• February 8, 2016
William Holman Hunt, The Scapegoat (1854)

William Holman Hunt, The Scapegoat (1854)

Update (February 8, 2016): If a company says that “Jane Doe has left the company and now we have hired someone for her position who will further enhance a culture of legal compliance at the company,” has the company defamed Doe?

The statement says nothing false about Ms. Doe but isn’t there at least a hint, a trace, whiff, inkling, and an insinuation that the company felt that Doe’s conduct fell a little short in terms of “enhancing a culture of legal compliance”? 

And what if Jane Doe quit the company and her replacement was hired over a year later? Doesn’t that make the company announcement misleading, at best?

Enter the doctrine of “defamation by implication.”

Sweet vindication for Plaintiff (and Minnesota lawyer, F. Chet Taylor) in the case discussed below in the form of a recent $600,000 jury verdict in his favor on a claim for defamation by implication. The case was before Hennepin County Judge James Moore. Victorious plaintiff’s counsel were Kevin Hofman and Ryan Wahlund. Counsel for defendant Feltl were David Marshall and Leah Janus.

Regular Minnesota Litigator readers know that I am preoccupied by the extremely complex phenomenon of “reputation” among lawyers and here, of course, we have many la(w)yers to ponder. In reviewing documents related to this case, can we draw any inferences at all about Mr. Taylor? About the winning lawyers, Hofman/Wahlund? About the losing lawyers, Marshall/Janus?

Data scientists have a term: Noisy data. Noisy data is meaningless data. The term has often been used as a synonym for corrupt data. However, its meaning has expanded to include any data that cannot be understood and interpreted correctly by machines, such as unstructured text. The fact is that assessing lawyer competence and integrity accurately in our chattering professional world is monumentally challenging. Impugning the reputation of a lawyer unfairly can impose terrible harm and should expose trash-talkers to significant financial risk.

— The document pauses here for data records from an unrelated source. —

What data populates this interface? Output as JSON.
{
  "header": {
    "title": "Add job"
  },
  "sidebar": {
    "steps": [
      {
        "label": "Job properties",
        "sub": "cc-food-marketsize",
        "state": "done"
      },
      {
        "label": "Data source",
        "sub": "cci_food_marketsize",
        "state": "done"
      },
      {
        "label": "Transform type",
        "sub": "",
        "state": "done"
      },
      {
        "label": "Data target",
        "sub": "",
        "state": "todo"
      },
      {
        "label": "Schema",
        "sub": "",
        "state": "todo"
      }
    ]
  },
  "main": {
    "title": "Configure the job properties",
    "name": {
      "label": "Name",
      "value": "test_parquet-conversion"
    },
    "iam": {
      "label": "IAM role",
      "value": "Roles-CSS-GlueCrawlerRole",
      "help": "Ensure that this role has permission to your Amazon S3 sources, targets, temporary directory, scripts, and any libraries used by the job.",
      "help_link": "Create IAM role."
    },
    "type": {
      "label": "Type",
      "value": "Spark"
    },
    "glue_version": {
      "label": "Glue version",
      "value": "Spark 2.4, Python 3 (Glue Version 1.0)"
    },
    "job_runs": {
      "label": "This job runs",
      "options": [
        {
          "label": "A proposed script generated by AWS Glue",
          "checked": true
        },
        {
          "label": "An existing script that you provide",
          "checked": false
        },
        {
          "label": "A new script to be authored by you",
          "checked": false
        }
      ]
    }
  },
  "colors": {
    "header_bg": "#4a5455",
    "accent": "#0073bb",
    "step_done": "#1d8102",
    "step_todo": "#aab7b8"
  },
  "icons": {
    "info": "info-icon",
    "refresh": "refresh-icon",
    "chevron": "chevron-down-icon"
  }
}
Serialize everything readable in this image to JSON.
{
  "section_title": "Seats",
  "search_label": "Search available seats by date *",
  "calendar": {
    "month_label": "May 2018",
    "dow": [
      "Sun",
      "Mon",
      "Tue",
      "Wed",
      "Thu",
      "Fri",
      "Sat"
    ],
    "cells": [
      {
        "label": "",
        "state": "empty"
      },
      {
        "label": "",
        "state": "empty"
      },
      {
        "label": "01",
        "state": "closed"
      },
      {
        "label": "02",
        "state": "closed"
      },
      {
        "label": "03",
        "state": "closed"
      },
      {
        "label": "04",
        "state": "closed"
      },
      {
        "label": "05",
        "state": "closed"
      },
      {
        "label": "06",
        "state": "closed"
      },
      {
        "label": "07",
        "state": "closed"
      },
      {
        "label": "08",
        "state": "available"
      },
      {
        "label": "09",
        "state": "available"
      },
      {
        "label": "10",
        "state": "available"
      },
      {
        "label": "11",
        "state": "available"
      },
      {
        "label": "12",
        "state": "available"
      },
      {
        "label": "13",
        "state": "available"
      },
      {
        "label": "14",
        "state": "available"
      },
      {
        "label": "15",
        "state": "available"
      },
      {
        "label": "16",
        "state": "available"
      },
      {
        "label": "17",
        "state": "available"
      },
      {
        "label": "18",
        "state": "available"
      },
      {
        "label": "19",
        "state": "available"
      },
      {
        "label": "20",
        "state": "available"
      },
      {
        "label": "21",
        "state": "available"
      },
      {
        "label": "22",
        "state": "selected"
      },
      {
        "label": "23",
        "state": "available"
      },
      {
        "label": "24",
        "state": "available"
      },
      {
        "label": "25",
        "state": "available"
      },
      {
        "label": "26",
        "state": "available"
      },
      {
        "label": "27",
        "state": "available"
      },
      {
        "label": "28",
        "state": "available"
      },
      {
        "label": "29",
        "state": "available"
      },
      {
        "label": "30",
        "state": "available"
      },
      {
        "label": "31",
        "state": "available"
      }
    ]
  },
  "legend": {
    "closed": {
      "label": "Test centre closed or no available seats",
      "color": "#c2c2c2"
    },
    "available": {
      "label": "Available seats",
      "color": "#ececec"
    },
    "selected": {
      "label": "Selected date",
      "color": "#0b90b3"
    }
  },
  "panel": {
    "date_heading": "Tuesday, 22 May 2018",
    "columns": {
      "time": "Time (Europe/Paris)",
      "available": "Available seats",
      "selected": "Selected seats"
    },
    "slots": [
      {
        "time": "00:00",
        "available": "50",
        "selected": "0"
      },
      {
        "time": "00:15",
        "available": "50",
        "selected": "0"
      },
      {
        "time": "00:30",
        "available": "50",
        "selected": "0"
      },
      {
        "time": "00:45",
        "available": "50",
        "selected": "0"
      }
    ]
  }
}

Original post (dated October 8, 2014) (under headline:Taylor v. Feltl Co., Defamation, Scape-Goating, “Cleaning House,” & The Digital Age): Neal St. Anthony of the Star Tribune brought our attention to this story in the Star Tribune last week.

Earlier this year, Feltl & Company, Inc. got into hot water with FINRA, the Financial Industry Regulatory Authority over Feltl’s failure to comply with FINRA penny stock rules.

Feltl issued a “corrective action statement,” including the statement:

[T]he firm has replaced the General Counsel, Chief Compliance Officer, Head Trader and a Branch Manager from the relevant period. The current Feltl employees occupying these positions will further enhance a culture of compliance at the firm.

Any honest person would read this statement to suggest that Feltl’s General Counsel, Chief Compliance Officer, Head Trader and a Branch Manager “from the relevant period” failed to “enhance a culture of compliance at the firm.”

This has hurt or will hurt these individuals’ professional reputations. What can they do about it?

This is not an easy question. First, it is not a tort to hurt someone’s reputation, of course. The injured person has to prove the statement is false. The text, above, might seem to tarnish the reputations of the General Counsel, Chief Compliance Officer, Head Trader and a Branch Manager “from the relevant period” indirectly, if at all. It could be difficult to prove this statement to be “false.”

(On the other hand, former Feltl general counsel Chet Taylor’s complaint suggests that Feltl said or implied that it “replaced its general counsel as a result of the FINRA investigation,” when, in fact Taylor left of his own accord, after trying to leave for nearly a year. This might make for a more easily falsifiable and actionable defamation claim if it is actually false.)

Still further, how is one to prove damages? This can be extremely difficult. Minnesotan lore is that Minnesotans are tight-lipped, circumspect, and introverted. Some call it “passive aggressive.” I am in no position to validate or contradict this idea. But, as far as I am concerned, people everywhere, when they shun or avoid someone, do not go out of their way to explain why they are doing so to very many people, much less to the very people on their sh*tlist.

Finally, whether to sue for defamation is a hard decision because repeating damaging statements about oneself poses the risk of exacerbating rather than vindicating the harm.

Should one sit on one’s hands and allow one’s reputation to be tarnished? This dilemma is all the more critical in this digital age where statements can adhere to one’s name, to one’s identity, to one’s reputation indefinitely, forever stuck in the internet web of misinformation.

Without taking a position on the merits of the specific claims and defenses in the lawsuit of F. Chet Taylor v. Feltl Company, Inc., it does seem to me that Twin Cities attorney, F. Chet Taylor, might have a reasonable approach.

Draft a careful, comprehensive complaint setting out your side of the story. Once that is done, maybe some blogger somewhere will post it on-line and perhaps this could be part of the process of getting out your side of the story…

(The case has been filed and is before a new Hennepin County Judge, James Moore (Court File No. 27-cv-14-16399.)